Hampshire Now - your County Council magazine

Radical transformation of children's homes in Hampshire

Thursday, 15 May 2014

Children's homes in Hampshire are set for a radical, twenty first century transformation, if innovative plans for their re-development are agreed.

Hampshire County Council's Executive Lead Member for Children's Services, Cllr Keith Mans, will be considering proposals for a complete overhaul of residential provision on 20 May.

If agreed, the decision will lead to building some new family-sized homes and redeveloping others.

The plans will provide a total of eight houses to accommodate 33 of the 1,130 children in the County Council's care. Each house will be home to four children and include accommodation for the staff looking after them.

Hampshire County Council aims to establish a standard of care that is on a par with that experienced in a family home, with good parenting from experienced and trained staff providing a stable environment. The quality of accommodation is critical to this.

Currently there are six children's homes with five or six bedrooms that are considered to be either too large and lacking the right sort of homely environment for children or, for other reasons, are no longer up to standard for residential child care. Additionally some homes are in a less than ideal location, being isolated from local services and amenities and hampering contact with friends and family.

Of the existing homes it is suggested that three would be retained and substantially refurbished. The other three would be sold, with the money generated used for the refurbishments and building of five smaller, new homes. These would be in less isolated locations with good transport links, in walking distance of schools and easy access to leisure activities so that young people are able to develop their independence safely.

In drawing up the proposals, extensive consultation was undertaken involving both staff and children. As a result designs will take into account those features that the children identified as being important to them in a family home.
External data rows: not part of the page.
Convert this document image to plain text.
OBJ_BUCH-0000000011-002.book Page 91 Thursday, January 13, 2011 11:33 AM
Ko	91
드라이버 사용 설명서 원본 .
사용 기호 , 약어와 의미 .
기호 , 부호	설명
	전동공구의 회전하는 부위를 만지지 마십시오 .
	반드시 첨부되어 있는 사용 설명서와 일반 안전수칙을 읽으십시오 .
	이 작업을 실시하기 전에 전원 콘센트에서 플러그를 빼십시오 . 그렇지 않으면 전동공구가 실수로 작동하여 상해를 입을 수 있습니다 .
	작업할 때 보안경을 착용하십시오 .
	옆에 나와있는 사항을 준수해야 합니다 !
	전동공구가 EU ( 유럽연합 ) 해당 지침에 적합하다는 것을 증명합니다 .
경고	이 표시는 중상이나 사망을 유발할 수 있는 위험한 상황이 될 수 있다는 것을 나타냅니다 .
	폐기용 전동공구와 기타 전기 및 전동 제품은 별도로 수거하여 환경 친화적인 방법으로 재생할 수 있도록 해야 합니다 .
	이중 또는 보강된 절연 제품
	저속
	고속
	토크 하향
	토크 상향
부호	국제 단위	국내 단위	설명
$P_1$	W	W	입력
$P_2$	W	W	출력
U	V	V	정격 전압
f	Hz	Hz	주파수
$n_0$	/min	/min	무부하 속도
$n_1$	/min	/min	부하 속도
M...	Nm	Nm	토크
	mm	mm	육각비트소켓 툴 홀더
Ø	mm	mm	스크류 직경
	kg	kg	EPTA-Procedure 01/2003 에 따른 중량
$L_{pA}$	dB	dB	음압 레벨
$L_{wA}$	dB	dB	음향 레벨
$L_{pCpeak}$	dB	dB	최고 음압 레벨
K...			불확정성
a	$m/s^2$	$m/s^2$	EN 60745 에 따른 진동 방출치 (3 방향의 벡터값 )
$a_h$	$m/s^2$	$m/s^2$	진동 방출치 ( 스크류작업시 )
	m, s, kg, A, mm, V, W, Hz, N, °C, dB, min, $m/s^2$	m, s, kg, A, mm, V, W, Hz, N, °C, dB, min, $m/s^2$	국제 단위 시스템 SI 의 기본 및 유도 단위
These include such things as having a front door at the front of the house with a front garden and a fireplace.

Councillor Mans said: "Children in care are among the most vulnerable in any community and we regard their care as one of our most important responsibilities. The physical environment in which a child lives has a direct influence on their self esteem and confidence. I will want to be assured that the proposals, if implemented, will make a real difference and help to contribute to the children's emotional well-being and positive outcomes as they move on to independence. It will be important to ensure that the homes will be comfortable places to live and that the children will feel safe, secure and happy.

"The vast majority of children in care are well looked after by foster parents in family homes but there are a small minority of children whose needs are better met in children's homes. Our investment proposals were recently highlighted by Ofsted as evidence of the Council's commitment to residential care as a positive choice for these young people."